Alma 42:3 Textual Variants

Royal Skousen
now we see that the man [had 01ABCDEFGIJLMNOPQRST|hath HK] [became /become 0|became 1ABD|become CEFGHIJKLMNOPQRST] as God knowing good and evil

Here in the original manuscript, the past participle apparently reads became rather than the standard become, although the a vowel looks somewhat like an o. Oliver Cowdery, here the scribe for both 𝓞 and 𝓟, copied this past participle into 𝓟 as became. As explained under 1 Nephi 17:43, the original text of the Book of Mormon allowed such verb phrases as “had became” (as well as “had become”). For a complete discussion, see under past participle in volume 3. Here in Alma 42:3, the nonstandard “had became” was grammatically emended to “had become” in the 1840 edition and (probably independently) in the 1849 LDS edition.
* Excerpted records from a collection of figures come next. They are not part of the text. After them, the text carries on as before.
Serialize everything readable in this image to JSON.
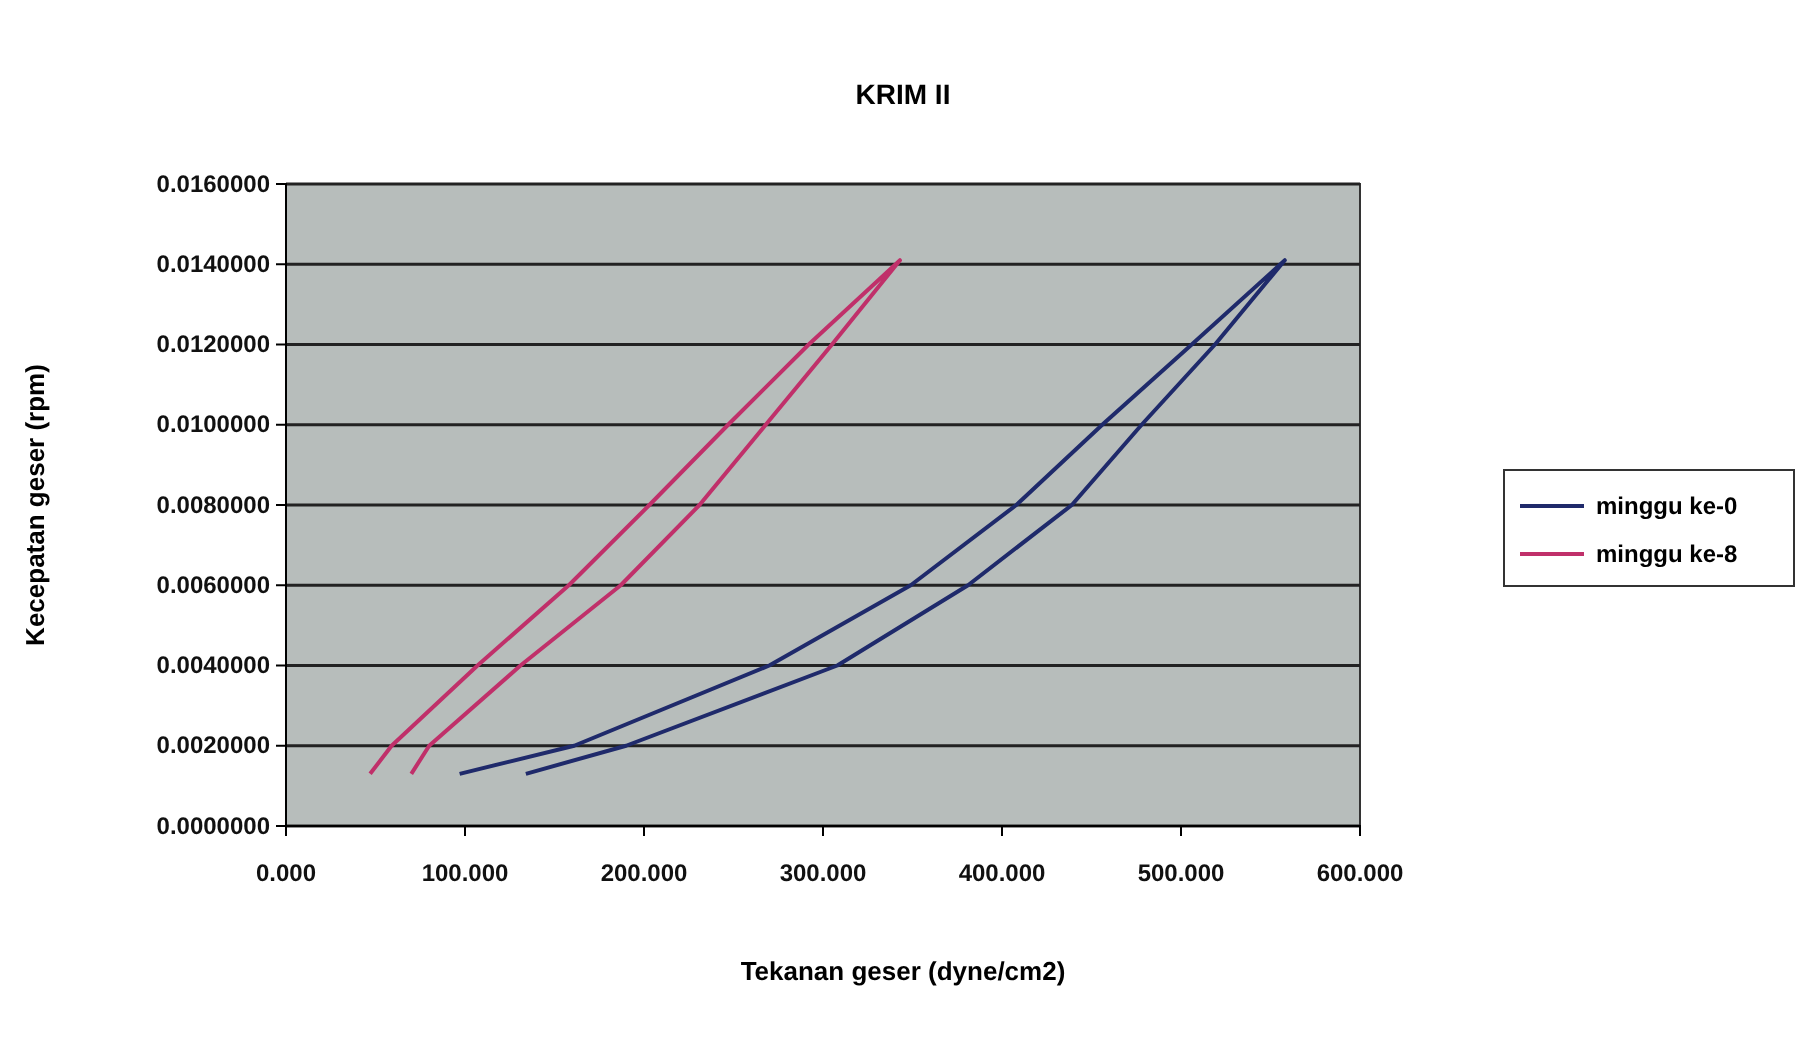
{
  "chart_data": {
    "type": "line",
    "title": "KRIM II",
    "xlabel": "Tekanan geser (dyne/cm2)",
    "ylabel": "Kecepatan geser (rpm)",
    "xlim": [
      0,
      600
    ],
    "ylim": [
      0,
      0.016
    ],
    "xticks": [
      {
        "value": 0,
        "label": "0.000"
      },
      {
        "value": 100,
        "label": "100.000"
      },
      {
        "value": 200,
        "label": "200.000"
      },
      {
        "value": 300,
        "label": "300.000"
      },
      {
        "value": 400,
        "label": "400.000"
      },
      {
        "value": 500,
        "label": "500.000"
      },
      {
        "value": 600,
        "label": "600.000"
      }
    ],
    "yticks": [
      {
        "value": 0,
        "label": "0.0000000"
      },
      {
        "value": 0.002,
        "label": "0.0020000"
      },
      {
        "value": 0.004,
        "label": "0.0040000"
      },
      {
        "value": 0.006,
        "label": "0.0060000"
      },
      {
        "value": 0.008,
        "label": "0.0080000"
      },
      {
        "value": 0.01,
        "label": "0.0100000"
      },
      {
        "value": 0.012,
        "label": "0.0120000"
      },
      {
        "value": 0.014,
        "label": "0.0140000"
      },
      {
        "value": 0.016,
        "label": "0.0160000"
      }
    ],
    "grid": "y",
    "legend": "right",
    "marker": "none",
    "line_style": "solid",
    "series": [
      {
        "name": "minggu ke-0",
        "color": "#1f2a6b",
        "x": [
          97,
          161,
          270,
          349,
          408,
          456,
          506,
          558,
          519,
          478,
          439,
          381,
          308,
          190,
          134
        ],
        "values": [
          0.0013,
          0.002,
          0.004,
          0.006,
          0.008,
          0.01,
          0.012,
          0.0141,
          0.012,
          0.01,
          0.008,
          0.006,
          0.004,
          0.002,
          0.0013
        ]
      },
      {
        "name": "minggu ke-8",
        "color": "#c0306a",
        "x": [
          47,
          59,
          107,
          158,
          203,
          247,
          292,
          343,
          305,
          268,
          231,
          187,
          131,
          80,
          70
        ],
        "values": [
          0.0013,
          0.002,
          0.004,
          0.006,
          0.008,
          0.01,
          0.012,
          0.0141,
          0.012,
          0.01,
          0.008,
          0.006,
          0.004,
          0.002,
          0.0013
        ]
      }
    ]
  }
}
One could argue that the original text itself read “had become” since the corresponding King James passage has become: “behold the man is become as one of us / to know good and evil” (Genesis 3:22). This argument is not particularly strong, in my opinion, since the King James language uses the archaic be verb rather than have as the perfect auxiliary for the verb become (that is, “is/was become” rather than “hath/ had become”); moreover, the parallel Book of Mormon language is only paraphrastic of the biblical phrase:

Alma 42:3 Genesis 3:22
now we see that the man had became as God knowing good and evil behold the man is become as one of us to know good and evil

The 1874 RLDS edition replaced the past-tense “had become” with the present-tense “hath become”. This change in tense does not work well within the larger past-tense context. The 1892 RLDS edition continued the incorrect hath, but the 1908 RLDS edition restored the original had.

Summary: Restore the original use of the past participial form became whenever it is supported by the earliest textual sources, as apparently here in Alma 42:3; also maintain the past-tense auxiliary verb form had.